The ongoing assessment of tourism sites by a high-powered Government delegation has helped train the spotlight on an area of the country with enormous potential.
Environment, Tourism and Hospitality Industry Minister Mangaliso Ndlovu and his delegation have been on a general assessment visit of sites throughout the country including the Victoria Falls. This, primarily is to acquire a first-hand appreciation of the sector as well as explore possibilities for the resuscitation of tourism when the Government finally gives a signal.
What the tour, by the minister and his delegation, has accomplished is to effectively train the spotlight on Binga, on the south-eastern edge of Lake Kariba, which holds enormous potential as the go-to tourist attraction.
Binga, on the shores of Lake Kariba, is home to the only sand beach in Zimbabwe. Properly marketed and if made readily accessible, Zimbabweans will no longer have to fly to Beira or Durban for holidays on the beach or by the seaside.
Binga is thought to be one of the sites that should be considered as part of efforts aimed at resuscitating tourism, although much needs to be done by way of infrastructure development, accessibility and marketing promotions, among others.
This explains the tour by the delegation. While the road access and getting to the beach site itself are a challenge, this can only be an opportunity waiting to be exploited, especially in the post-Covid-19 era where development will be key in kick-starting economic recovery.
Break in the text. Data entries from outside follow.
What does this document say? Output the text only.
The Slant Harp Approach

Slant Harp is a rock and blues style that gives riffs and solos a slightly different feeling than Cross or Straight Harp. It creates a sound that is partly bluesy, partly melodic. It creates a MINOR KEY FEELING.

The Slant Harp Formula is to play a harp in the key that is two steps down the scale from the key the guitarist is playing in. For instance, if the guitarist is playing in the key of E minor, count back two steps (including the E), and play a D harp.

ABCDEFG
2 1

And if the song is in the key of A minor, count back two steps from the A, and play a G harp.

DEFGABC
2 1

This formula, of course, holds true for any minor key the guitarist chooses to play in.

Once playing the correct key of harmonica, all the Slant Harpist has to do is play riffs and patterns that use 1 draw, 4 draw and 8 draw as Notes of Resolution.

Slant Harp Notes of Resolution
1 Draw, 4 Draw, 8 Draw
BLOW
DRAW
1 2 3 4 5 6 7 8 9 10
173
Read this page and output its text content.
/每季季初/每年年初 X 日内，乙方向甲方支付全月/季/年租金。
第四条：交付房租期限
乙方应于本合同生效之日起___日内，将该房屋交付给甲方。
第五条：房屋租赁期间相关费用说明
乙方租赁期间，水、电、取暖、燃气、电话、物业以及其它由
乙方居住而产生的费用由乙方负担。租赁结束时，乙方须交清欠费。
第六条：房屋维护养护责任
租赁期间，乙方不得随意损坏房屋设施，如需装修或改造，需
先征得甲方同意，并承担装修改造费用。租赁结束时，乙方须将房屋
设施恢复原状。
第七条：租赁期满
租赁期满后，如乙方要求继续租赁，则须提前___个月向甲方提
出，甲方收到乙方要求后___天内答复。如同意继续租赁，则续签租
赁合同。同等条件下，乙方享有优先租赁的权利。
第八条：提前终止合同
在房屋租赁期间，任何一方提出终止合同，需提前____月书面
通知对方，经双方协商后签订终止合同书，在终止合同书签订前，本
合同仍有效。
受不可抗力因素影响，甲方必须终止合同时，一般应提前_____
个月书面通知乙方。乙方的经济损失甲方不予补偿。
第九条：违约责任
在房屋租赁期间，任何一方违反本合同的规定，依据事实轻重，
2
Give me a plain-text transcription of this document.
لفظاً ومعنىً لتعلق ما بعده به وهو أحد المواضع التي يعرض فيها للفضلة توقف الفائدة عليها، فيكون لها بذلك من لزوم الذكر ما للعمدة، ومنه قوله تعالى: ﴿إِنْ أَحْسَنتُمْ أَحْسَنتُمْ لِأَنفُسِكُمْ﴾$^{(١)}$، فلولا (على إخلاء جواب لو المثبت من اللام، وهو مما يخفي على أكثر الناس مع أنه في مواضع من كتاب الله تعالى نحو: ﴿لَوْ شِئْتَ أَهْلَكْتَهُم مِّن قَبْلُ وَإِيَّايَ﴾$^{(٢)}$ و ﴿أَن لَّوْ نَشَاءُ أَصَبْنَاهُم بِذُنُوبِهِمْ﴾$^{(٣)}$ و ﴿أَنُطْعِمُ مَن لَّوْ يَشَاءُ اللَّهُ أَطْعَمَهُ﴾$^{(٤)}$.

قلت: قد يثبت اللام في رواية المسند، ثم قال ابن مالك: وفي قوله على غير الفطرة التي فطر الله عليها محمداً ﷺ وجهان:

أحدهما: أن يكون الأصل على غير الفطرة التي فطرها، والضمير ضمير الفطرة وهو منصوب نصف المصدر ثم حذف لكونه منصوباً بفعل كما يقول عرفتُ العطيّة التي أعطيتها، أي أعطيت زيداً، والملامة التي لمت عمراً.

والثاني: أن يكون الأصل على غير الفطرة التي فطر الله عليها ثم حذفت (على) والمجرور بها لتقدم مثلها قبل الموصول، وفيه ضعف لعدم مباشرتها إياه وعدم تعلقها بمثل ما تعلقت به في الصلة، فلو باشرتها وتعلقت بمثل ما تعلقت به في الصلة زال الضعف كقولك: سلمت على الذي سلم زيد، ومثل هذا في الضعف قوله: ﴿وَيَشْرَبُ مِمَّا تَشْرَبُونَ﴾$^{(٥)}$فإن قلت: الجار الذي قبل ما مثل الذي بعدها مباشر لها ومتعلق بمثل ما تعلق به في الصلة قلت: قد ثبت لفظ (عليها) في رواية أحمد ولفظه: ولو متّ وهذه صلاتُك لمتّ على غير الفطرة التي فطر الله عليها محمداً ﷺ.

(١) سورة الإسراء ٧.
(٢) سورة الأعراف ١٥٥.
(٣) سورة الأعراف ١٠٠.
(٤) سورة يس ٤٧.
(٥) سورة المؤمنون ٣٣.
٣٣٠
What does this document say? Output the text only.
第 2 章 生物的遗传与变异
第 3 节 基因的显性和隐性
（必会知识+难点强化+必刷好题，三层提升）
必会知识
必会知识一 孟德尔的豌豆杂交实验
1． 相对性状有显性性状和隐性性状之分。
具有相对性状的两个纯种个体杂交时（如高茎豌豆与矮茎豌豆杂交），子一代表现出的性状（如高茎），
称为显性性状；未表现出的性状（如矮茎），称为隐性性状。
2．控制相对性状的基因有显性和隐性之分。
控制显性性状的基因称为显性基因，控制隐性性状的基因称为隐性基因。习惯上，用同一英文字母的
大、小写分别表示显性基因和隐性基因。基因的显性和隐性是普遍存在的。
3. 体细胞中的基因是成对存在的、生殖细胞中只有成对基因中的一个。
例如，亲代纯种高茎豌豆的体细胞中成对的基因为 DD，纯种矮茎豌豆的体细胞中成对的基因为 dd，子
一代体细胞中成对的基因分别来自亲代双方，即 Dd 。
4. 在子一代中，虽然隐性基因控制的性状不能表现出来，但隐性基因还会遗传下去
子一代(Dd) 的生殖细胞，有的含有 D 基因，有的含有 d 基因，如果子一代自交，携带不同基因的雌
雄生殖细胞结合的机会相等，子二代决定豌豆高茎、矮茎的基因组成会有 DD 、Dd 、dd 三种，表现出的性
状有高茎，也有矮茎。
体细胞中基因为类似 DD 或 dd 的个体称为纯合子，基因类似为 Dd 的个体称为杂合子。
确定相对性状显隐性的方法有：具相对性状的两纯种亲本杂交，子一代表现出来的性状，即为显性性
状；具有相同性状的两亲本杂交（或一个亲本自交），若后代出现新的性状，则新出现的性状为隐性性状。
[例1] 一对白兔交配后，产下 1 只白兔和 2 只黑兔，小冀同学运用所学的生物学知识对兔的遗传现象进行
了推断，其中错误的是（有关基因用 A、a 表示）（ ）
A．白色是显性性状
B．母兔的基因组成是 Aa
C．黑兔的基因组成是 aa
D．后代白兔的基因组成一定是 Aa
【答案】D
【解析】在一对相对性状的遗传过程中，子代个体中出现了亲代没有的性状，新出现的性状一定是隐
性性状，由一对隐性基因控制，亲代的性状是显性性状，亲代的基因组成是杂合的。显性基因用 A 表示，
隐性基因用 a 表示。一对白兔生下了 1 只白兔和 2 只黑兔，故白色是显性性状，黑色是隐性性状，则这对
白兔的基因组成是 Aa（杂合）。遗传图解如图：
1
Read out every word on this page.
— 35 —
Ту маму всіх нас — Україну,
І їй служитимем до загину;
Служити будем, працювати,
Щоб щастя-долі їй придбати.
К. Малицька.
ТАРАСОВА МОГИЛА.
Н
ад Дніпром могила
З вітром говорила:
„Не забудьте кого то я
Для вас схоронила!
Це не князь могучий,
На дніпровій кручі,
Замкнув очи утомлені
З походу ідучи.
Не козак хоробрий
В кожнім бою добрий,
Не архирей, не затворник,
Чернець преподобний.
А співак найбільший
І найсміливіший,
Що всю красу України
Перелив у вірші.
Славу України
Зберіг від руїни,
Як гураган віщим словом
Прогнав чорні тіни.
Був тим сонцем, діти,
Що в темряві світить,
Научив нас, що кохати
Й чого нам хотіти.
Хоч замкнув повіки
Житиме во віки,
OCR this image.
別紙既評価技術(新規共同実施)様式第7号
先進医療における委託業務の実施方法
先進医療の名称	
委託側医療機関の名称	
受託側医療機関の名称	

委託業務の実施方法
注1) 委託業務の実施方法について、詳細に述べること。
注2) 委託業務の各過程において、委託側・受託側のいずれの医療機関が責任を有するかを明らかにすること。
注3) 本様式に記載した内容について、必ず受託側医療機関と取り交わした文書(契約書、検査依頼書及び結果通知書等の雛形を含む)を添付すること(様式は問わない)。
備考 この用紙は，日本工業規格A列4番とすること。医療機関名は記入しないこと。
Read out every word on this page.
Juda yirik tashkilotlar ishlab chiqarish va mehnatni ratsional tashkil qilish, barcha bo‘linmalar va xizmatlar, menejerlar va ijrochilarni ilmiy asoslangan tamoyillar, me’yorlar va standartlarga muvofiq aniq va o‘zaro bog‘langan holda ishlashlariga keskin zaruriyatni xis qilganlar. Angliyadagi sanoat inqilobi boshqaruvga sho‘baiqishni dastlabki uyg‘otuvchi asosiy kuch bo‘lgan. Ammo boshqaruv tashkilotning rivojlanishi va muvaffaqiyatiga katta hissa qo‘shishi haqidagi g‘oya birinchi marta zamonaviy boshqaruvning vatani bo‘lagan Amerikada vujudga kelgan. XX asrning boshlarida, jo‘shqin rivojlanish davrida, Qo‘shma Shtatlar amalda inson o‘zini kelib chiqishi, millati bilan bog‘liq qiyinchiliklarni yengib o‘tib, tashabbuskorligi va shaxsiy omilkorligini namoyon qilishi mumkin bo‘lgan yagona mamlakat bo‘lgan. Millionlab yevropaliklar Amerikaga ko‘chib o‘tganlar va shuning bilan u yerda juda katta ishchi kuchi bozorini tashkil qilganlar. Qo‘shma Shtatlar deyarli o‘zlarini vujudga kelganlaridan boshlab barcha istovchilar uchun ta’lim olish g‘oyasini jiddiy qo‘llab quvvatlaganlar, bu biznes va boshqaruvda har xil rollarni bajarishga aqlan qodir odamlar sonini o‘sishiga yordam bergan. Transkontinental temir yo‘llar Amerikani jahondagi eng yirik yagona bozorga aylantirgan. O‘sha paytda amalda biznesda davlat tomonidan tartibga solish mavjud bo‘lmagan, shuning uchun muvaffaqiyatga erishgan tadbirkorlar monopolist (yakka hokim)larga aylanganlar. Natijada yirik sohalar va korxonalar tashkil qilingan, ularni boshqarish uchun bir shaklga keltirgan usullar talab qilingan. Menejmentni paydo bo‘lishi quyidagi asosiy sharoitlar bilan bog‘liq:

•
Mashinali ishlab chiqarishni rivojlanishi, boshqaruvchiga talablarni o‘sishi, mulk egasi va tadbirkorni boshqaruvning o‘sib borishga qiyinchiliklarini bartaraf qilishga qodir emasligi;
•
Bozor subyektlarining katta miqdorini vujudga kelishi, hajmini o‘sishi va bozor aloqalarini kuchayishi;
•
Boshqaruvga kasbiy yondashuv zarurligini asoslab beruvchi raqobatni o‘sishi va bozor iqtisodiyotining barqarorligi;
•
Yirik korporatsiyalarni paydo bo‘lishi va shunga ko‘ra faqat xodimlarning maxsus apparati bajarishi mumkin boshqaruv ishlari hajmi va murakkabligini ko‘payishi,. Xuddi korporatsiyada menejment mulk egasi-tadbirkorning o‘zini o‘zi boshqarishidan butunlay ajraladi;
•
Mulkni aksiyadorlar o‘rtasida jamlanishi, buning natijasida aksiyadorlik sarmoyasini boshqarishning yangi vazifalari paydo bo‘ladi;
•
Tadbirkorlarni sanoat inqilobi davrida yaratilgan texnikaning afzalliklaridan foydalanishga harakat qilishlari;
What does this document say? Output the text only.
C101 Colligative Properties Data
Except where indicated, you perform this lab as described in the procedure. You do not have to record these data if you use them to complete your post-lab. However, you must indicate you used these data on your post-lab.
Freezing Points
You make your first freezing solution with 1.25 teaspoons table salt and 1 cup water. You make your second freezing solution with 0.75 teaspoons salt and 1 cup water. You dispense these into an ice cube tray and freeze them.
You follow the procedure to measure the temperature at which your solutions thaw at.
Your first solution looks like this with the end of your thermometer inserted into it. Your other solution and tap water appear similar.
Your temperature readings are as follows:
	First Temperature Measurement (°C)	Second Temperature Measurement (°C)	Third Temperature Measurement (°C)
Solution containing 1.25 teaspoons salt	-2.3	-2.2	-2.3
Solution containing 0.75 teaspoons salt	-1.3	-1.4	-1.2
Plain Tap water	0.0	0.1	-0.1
While there is need for investment in accommodation, there is need for a local, regional and international promotion campaign that highlights the attractiveness of Binga as a must-visit site and its potential, including cultural heritage and fishing and boating activities.
For almost four months, most people have been confined to their homes. For many of these, whether local or foreign, in the short-term Binga could probably be marketed as best for adventure tourists who might see the low level of development as a pristine, exciting get-away-to challenge offering outdoor activities.
Mana Pools is exclusively popular for the proximity to the call of the wildlife, breathtaking landscapes and scenery as well as spectacular photographic opportunities for tourists.
Marketing Binga could be modelled along similar lines, drawing on its attractions such as the BaTonga Museum, as well as the magnificent views of the Zambezi River, the gorges, the hot springs and others.
Zimbabwe has many thermal hot springs, but the hottest are in Binga. While modernity has explanations for the phenomenon, the BaTonga believe the hot springs are of both of cultural and historical relevance.
Tourism connects cultures; so for the tourist — local, regional or international — a visit to the BaTonga Museum completes a process of cultural immersion into the way of life of the people who have inhabited this part of Zimbabwe, and across the river in Zambia, for centuries.
Along with the museum is also a vibrant co-operative run by women who weave basketry and beadwork, while the men produce expertly carved stools, headrests, drums and traditional wooden doors produced by master craftsmen.
Artefacts from Binga have been exhibited internationally, while the traditional doors are prized possessions globally because, like the basketry, they tell stories of the BaTonga people.
While there is ready access to Binga via the Bulawayo-Victoria Falls Road and a tarred airstrip, making it accessible by small aircraft, for tourists setting out from Harare and areas in the region of the capital, a considerably shorter route would be to access Binga via Karoi.
Government has commenced work on the first section of the Karoi-Binga Road. However, as part of the overall resuscitation of the economy, a deliberate policy could be to promote completion of the remainder of the link as a gravel road, because this will assist in opening up the area due to easier access.
Investment flows into this part of Zimbabwe will upgrade Binga into a good tourist destination.
Upgrading the route by providing a decent gravel road would create jobs during construction of the road, while accessibility to Binga will mean development of tourist infrastructure could be given momentum, equally leading to employment creation in setting up the infrastructure.
While what the Government delegation saw in Binga shows the need for focused investment, Zimbabwe — together with local players in the tourism sector — can begin to plan how to attract investment into the sector. This can be by tracking upcoming tourism fairs/expos.
An immediate one is the Dubai Expo, which Zimbabwe had planned on attending later this year, but which has been postponed because of the coronavirus-19 (Covid-19) pandemic.
Although the ministry’s site visits are meant to assess the sector’s recovery trajectory, what is evident is that the resuscitation of tourism is largely going to depend on how the sector attracts the domestic market. International tourists will follow what is happening locally.